Parque Nacional Chimborazo, Ecuador – Die höchste Erhebung der Welt

Ich höre Euch aufstöhnen. Was behauptet sie denn jetzt wieder? Der höchste Berg der Erde ist doch der Mount Everest! Stimmt. Und doch habe ich Recht. Der Vulkan Chimborazo ist der Punkt auf unserem Planeten, der am weitesten vom Erdmittelpunkt entfernt ist. Daher wurde er über lange Zeit für den höchsten Berg der Welt gehalten. Was er paradoxerweise nicht ist. Sein Gipfel ist lediglich 6.310 m von der Erdoberfläche entfernt. Wie geht das jetzt zusammen? Greifen wir zurück auf Galileo Galilei. Der hatte nämlich doch nicht Recht mit seiner Behauptung, die Erde sei eine Kugel. Jedenfalls nicht ganz. Isaac Newton statuierte, dass die Erde aufgrund ihrer Drehung und der dadurch wirkenden Zentrifugalkraft am Äquator ausgebeult und an den Polen abgeflacht sei. Erst später wurde diese Theorie bewiesen. Daher ist auch Meeresniveau nicht gleich Meeresniveau. Die Oberfläche der Ozeane ist am Äquator ebenfalls weiter vom Erdmittelpunkt entfernt als in der Nähe der Pole.

Wenn auch der Chimborazo nicht der höchste Berg der Erde ist, er ist Ecuadors einziger Sechstausender. Sein Gletscher vereist wegen mangelnden Neuschnees, Erderwärmung und steigender UV-Strahlung zusehends und wird daher immer schwieriger zu besteigen. Doch so hoch wollen wir ja gar nicht hinaus. Die gut asphaltierte Straße südlich des Vulkans liegt schon auf über 4.000 m, und so ist es nur noch ein Klacks, die acht Kilometer Staubstraße bis zur Hermanos-Carrel-Hütte auf 4.800 m hochzufahren. Hier gibt es einen Parkplatz und unweit davon eine kostenlose Campingzone (S 01°28’21.0’’ W 78°50’56.6’’, 4.845 m).

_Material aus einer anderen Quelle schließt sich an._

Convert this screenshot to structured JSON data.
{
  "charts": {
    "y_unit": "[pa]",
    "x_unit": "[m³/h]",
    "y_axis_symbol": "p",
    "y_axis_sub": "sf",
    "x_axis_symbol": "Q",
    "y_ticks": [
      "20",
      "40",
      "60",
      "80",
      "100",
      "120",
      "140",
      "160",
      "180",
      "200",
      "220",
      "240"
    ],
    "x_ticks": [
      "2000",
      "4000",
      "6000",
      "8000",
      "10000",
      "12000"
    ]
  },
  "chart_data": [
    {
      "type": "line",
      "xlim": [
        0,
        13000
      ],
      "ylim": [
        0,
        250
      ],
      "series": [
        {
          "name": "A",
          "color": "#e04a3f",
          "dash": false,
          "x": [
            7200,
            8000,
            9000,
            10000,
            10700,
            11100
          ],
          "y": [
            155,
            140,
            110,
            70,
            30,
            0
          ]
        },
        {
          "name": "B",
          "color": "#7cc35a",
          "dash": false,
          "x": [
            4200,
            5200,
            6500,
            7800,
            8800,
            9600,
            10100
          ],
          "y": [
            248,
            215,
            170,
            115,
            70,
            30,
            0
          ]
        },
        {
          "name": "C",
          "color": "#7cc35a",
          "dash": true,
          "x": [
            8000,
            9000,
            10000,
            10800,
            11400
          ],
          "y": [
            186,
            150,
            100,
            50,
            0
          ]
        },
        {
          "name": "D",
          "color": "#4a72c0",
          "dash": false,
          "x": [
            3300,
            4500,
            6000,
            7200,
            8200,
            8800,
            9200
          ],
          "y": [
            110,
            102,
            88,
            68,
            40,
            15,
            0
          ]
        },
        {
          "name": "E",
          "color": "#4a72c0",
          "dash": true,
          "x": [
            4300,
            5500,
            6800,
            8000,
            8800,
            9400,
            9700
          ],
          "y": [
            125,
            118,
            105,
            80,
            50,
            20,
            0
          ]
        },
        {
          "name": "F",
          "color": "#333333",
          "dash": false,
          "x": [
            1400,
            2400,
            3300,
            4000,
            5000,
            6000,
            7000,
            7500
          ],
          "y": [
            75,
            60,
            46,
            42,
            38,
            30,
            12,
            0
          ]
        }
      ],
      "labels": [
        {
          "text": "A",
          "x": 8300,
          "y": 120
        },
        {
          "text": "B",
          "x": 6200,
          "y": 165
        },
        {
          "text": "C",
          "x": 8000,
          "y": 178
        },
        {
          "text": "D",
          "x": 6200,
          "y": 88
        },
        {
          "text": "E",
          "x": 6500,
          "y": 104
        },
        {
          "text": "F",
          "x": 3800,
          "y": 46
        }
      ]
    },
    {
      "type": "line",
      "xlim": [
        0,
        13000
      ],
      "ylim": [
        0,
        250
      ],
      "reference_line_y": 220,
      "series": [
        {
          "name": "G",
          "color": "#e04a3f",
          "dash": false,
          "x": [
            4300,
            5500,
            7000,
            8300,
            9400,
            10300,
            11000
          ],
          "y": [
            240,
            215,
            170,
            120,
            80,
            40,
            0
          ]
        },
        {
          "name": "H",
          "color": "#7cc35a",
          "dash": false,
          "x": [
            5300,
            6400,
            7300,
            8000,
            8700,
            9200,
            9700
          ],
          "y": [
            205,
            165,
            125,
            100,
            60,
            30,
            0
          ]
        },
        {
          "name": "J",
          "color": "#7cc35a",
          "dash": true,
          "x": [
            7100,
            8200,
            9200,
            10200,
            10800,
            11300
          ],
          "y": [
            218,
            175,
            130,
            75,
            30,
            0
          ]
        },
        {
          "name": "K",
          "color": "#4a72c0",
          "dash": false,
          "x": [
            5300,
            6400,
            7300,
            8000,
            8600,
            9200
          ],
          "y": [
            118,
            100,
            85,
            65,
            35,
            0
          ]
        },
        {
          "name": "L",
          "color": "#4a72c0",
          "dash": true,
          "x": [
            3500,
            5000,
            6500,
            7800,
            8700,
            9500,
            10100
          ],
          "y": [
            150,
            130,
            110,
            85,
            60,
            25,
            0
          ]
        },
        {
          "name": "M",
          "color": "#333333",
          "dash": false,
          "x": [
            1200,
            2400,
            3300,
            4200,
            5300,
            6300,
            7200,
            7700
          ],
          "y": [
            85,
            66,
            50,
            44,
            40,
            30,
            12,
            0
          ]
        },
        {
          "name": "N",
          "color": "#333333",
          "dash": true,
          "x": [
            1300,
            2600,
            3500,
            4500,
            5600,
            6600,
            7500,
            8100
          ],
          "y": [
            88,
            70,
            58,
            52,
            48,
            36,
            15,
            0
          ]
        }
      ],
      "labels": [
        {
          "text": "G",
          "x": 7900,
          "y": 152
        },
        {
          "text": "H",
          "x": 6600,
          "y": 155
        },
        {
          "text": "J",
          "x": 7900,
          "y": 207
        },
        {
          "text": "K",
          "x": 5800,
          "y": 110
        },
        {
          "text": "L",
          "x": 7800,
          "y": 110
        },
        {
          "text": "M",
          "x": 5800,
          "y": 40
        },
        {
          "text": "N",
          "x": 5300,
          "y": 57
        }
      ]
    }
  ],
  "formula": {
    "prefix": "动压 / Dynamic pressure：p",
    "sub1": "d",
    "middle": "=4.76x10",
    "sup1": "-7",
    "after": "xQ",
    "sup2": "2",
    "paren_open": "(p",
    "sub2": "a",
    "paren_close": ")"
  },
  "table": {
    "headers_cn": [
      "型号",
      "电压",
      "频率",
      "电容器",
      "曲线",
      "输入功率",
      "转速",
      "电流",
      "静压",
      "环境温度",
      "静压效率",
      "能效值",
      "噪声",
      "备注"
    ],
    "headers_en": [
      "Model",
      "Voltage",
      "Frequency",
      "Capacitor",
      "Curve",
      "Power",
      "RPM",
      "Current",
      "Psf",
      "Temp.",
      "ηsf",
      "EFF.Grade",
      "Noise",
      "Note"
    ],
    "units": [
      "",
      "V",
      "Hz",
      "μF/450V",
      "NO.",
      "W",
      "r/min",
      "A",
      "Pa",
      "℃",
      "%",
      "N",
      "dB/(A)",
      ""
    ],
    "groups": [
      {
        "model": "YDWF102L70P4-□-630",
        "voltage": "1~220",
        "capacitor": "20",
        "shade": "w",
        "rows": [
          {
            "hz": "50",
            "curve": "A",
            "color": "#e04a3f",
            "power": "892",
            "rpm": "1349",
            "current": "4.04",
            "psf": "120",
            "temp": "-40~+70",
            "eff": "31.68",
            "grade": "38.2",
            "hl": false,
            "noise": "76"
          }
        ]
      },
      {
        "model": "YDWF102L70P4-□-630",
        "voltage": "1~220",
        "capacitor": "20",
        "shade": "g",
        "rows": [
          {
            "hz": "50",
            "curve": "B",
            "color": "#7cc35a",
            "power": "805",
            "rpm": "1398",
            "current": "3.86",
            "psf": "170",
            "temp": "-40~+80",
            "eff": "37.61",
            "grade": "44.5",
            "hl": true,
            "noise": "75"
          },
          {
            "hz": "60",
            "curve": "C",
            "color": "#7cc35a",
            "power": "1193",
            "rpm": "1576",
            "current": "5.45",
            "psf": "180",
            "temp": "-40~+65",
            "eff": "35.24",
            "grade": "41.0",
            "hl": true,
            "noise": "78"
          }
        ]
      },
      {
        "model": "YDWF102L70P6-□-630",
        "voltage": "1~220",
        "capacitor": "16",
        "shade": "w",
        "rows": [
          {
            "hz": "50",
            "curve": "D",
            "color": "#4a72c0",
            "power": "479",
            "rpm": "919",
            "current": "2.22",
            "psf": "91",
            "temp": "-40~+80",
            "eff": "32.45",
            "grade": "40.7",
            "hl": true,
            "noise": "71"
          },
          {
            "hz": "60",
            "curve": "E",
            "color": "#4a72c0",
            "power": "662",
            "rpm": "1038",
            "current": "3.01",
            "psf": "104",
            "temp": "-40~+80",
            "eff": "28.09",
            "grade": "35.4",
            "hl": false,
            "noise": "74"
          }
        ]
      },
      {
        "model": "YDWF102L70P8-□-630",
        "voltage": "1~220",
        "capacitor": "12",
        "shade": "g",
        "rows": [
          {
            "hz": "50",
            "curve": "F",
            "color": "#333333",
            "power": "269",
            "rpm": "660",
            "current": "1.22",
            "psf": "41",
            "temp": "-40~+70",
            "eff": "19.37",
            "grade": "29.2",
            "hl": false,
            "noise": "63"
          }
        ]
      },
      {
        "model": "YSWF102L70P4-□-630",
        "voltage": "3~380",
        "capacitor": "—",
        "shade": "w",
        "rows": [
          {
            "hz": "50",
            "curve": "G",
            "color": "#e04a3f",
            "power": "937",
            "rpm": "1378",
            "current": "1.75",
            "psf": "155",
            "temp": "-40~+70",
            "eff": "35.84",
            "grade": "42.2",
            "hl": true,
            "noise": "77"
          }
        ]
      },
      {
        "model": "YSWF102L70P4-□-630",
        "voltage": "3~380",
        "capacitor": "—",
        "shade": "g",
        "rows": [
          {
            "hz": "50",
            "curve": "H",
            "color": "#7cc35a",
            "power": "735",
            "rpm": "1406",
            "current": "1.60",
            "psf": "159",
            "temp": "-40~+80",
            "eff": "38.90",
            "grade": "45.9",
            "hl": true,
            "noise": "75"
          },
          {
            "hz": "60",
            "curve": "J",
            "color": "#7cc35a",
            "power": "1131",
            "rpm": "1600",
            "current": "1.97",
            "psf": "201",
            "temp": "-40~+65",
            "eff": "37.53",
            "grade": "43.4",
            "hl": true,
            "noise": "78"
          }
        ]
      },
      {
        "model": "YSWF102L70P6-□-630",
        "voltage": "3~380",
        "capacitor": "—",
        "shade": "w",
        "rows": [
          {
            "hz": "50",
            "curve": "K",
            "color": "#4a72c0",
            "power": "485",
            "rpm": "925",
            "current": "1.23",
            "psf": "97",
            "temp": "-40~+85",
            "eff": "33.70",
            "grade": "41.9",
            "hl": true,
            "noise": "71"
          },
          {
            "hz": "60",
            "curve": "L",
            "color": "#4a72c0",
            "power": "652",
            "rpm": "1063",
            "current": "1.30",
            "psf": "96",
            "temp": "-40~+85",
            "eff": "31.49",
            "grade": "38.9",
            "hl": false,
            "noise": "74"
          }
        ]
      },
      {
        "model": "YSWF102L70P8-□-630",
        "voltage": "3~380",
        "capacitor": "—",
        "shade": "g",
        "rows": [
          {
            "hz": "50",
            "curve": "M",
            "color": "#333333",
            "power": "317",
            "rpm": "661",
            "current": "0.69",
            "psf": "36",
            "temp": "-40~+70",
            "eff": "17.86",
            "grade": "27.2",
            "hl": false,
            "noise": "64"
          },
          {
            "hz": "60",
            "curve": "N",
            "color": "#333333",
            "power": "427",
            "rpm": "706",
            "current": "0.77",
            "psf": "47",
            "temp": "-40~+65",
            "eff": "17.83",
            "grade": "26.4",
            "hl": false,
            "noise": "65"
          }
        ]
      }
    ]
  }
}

In der Rangerstation an der Zufahrt (S 01°29’51.0’’ W 78°52’29.9’’) müssen wir auch diesmal nur 2 $ Einheimischen-Eintritt pro Person bezahlen, selbst der zweite Tag ist kostenlos, obwohl wir angeben, übernachten zu wollen. Zwischen 17 und 8 Uhr soll der Posten nicht besetzt sein, aber wir zahlen die 4 $ gerne, schließlich muss sich der Park finanzieren. Im Campingbereich war schon lange niemand mehr, der Schnee ist wohl zu tief. Arminius fühlt sich da richtig wohl, und wir in der verschneiten Einsamkeit unterhalb des Berggipfels natürlich auch. Nachdem der Motor aus ist, trauen sich auch die Vikunjas wieder heran. Vikunjas sind eine von vier Arten der höckerlosen Neuweltkamele. Zwei davon sind ursprüngliche Wildformen – Guanakos und Vikunjas – die anderen beiden, Lamas und Alpakas, sind Jahrtausende alte Züchtungen. Vikunjas sind mit 80 cm Schulterhöhe die zierlichsten und elegantesten, aber auch seltensten und gefährdeten Andenkamele.

Wegen ihres Fells – des feinsten und teuersten, das wir kennen – wurden sie nahezu ausgerottet. Seit fast 50 Jahren ist ihre Jagd verboten, sie werden nur zur Schur eingefangen und anschließend wieder freigelassen. Ein Tier gibt dabei lediglich ein Pfund Wolle, das Kilo kostet bis zu 500 Euro. Ihr seidenzartes Fell ist gelbbraun bis rotbraun, der Bauch ist weiß. Vikunjas haben sich von allen vier Arten am besten an ihre kalte karge Umgebung angepasst. Sie leben nie unter 3.500 m Höhe, aber über 5.000 m werden sie noch gesehen. Genügsam knabbern sie an Moosgeflechten und Gräsern, ihr Kot düngt die Bergwiesen und wirkt damit der ständig drohenden Erosion entgegen. Dank eines Wiederansiedlungsprojekts der Schweizer Regierung erholt sich der Bestand prima, trotz Gefährdung der Tiere durch wiederkehrenden Ascheregen des benachbarten Tungurahua-Vulkans, Fahrzeugen auf den Straßen und Andenfüchsen, die die Kleinkamele anfallen. Die Bauern der Umgebung bekamen Lamas und Alpakas geschenkt, im Gegenzug zogen sie die gefräßigen Schafe ab, die auch den Vikunjas die Nahrung streitig machten.